Am nächsten Tag führte unsere Reise ins Zentrum der Insel und zwar in die Berge von Moloka’i. Nach gut einer Stunde fahrt, kamen wir an den Anfang der Strasse, welche den Berg hoch ging. Dort hatte es ein Schild welches warnte, dass man nur mit einem Allrad angetrieben Auto hochfahren sollte. Da wir uns aber in dieser Woche schon mit unserem Dodge im Red Dirt rumgetrieben hatten, entschieden wir uns es zu versuchen. Ein 17 Meilen lange Strecke lag vor uns, bis zum Lookout wo wir hinwollten. Nach etwa einer Stunde kamen wir an eine Stelle, wo ein Dreihornchamäleon (auch Jacksons Chamäleon genannt) unseren Weg überquerte. Wir tauften unseren neuen Freund schliesslich auch noch auf den Namen Bert. Das war mal ein Highlight und es sollte noch besser kommen. Nach einer weiteren Stunde waren wir schliesslich am Lookout, welcher uns ein Napaliküsten-ähnlicher Einblick in ein Tal an der Nordküste gewährte. Wir stellten unser Auto ab und nahmen den Wanderweg in Angriff. Nach noch einer Stunde wurde der Wanderweg plötzlich enorm schmal und man lief bloss noch auf einem präparierten Holzladen mit Gitter. Dies war der Anfang eines Hochmoores. In der Mitte dieses Hochmoorwanderweges kamen wir auf ein Hochplatteau, wo dichter Nebel herrschte. Wir liefen weiter und standen plötzlich im tiefsten Regenwald. Dieser Regenwald war nicht zu vergleichen mit dem was wir bis jetzt gesehen hatten. Überall hing moss an den Baumstämmen und man hörte Vogelstimmen. Kurz die Masoala-Halle in Zürich konnte gleich einpacken. Es war ein überwältigendes Erlebnis! Einige Zeit später holten wir aus dem Auto wieder unseren Grill aus dem Auto und grillierten unsere Cervelats. Da uns der Strand an der Westseite so gut gefiel, verbrachten wir auch diese Nacht wieder dort.

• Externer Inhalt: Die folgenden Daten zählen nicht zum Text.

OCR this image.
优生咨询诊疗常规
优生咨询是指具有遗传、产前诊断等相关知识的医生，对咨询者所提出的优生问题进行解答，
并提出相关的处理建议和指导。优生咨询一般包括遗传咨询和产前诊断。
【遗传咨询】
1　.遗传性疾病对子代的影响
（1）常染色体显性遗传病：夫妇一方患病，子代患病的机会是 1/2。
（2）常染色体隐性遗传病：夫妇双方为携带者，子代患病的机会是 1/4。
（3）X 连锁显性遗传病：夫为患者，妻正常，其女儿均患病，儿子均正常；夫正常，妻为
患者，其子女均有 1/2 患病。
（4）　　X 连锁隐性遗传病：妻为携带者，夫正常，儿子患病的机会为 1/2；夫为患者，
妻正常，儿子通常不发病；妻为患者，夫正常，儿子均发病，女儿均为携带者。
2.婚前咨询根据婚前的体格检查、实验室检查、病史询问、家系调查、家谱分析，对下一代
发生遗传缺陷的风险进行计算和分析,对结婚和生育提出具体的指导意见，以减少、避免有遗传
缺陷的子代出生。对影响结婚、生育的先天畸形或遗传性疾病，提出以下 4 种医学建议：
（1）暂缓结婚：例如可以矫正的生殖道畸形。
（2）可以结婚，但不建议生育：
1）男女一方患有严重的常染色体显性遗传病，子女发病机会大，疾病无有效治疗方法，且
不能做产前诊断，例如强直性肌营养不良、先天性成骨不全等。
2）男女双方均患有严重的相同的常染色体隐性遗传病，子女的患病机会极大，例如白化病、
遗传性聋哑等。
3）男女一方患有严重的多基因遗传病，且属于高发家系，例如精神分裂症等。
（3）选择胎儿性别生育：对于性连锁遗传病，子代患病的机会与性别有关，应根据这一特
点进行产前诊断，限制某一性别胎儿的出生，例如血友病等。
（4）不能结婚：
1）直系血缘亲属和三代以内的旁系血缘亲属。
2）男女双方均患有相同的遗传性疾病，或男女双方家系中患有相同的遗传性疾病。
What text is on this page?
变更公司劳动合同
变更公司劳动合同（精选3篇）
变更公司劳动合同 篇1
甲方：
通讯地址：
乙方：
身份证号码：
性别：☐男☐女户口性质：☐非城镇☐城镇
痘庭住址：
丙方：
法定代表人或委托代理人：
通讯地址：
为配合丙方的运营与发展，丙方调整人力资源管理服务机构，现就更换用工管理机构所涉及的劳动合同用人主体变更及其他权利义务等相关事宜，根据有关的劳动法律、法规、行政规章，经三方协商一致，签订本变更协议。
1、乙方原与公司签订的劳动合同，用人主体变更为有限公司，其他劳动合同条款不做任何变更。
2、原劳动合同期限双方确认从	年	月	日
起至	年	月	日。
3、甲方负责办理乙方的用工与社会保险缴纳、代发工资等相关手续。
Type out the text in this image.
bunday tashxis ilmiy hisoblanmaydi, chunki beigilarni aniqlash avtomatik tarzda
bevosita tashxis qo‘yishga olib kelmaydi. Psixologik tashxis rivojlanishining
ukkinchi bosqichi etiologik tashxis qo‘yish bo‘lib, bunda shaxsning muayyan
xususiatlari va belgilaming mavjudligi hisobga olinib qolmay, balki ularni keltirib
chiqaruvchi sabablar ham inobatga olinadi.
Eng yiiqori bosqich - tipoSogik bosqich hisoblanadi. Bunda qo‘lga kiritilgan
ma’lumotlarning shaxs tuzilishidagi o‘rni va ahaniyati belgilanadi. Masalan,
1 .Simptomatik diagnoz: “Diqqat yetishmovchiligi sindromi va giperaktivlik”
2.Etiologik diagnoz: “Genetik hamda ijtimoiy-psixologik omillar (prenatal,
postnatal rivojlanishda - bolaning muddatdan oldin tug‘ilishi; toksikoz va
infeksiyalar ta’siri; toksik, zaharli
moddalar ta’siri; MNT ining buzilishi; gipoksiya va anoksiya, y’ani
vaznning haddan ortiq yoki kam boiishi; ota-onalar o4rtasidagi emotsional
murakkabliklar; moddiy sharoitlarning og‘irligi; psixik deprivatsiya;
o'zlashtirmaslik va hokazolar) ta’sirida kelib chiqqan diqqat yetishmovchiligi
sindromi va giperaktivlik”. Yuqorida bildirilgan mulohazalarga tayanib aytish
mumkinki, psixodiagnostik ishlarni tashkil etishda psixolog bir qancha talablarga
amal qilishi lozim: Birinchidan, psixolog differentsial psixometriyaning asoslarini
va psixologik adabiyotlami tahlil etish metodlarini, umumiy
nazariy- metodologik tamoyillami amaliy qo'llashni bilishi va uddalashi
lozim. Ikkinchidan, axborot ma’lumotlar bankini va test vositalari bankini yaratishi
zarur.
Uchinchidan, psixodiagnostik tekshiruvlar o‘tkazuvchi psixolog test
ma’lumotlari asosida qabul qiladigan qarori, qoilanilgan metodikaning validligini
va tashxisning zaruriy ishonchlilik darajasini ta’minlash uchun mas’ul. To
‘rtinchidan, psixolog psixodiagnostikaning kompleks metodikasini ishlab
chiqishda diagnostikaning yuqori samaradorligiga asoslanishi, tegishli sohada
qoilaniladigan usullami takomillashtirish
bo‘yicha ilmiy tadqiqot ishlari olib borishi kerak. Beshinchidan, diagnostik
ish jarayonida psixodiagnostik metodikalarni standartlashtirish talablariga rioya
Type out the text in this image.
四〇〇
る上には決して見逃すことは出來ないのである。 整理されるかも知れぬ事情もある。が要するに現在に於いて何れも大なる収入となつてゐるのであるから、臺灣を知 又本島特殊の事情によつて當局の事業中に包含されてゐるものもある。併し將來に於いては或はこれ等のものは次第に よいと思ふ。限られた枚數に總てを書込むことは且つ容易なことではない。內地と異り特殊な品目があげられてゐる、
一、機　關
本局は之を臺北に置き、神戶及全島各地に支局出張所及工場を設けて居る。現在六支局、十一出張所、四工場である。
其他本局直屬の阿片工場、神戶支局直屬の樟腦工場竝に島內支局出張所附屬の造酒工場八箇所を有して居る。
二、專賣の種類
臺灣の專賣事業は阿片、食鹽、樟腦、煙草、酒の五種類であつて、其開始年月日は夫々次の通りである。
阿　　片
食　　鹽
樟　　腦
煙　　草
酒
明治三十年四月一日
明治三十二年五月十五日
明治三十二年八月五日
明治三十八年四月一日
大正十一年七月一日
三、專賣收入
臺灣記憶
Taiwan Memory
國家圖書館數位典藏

Da wir am 5. und letzten Tag unseres Aufenthaltes auf Moloka’i gegen Mittag das Auto wieder abgeben mussten, standen wir etwas früher als gewöhnlich auf und fuhren im Schritttempo nochmals an den Ort, wo wir am ersten Tag waren. Wir wollten es nämlich versuchen etwas näher ans Dorf von Kalaupapa zu gelangen. Dies gelang auch, jedoch wurden wir von Touristen unfreundlichen Schildern auf halbem Weg wieder aufgehalten. Nachdem wir das Auto abgegeben hatten, mussten wir ein Weilchen warten bis wieder mal jemand an den Flughafen kam. Wir suchten nämlich eine Mitfahrgelegenheit zum Hafen, wo am Nachmittag unsere Fähre nach Lahaina (Maui) abfahren sollte. Warum auf Maui? Nun, leider gibt es keine Fähre direkt nach Lānaʻi sondern nur eine nach Lahaina auf Maui und von dort eine weitere Fähre nach Lānaʻi. Nachdem wir uns am Hafen die Zeit vertrieben und mit den einheimischen Kids im Hafen Saltos machten, fuhr auch unsere Fähre endlich los. Müde kamen wir in Lahaina an und suchten uns ein Hostel für die nacht. Zum Glück wurde dieses ziemlich schnell gefunden. Nach dem Nachtessen im Hard Rock Café ging es auch schon bald wieder ins Bett, da wir am Morgen sehr früh raus mussten…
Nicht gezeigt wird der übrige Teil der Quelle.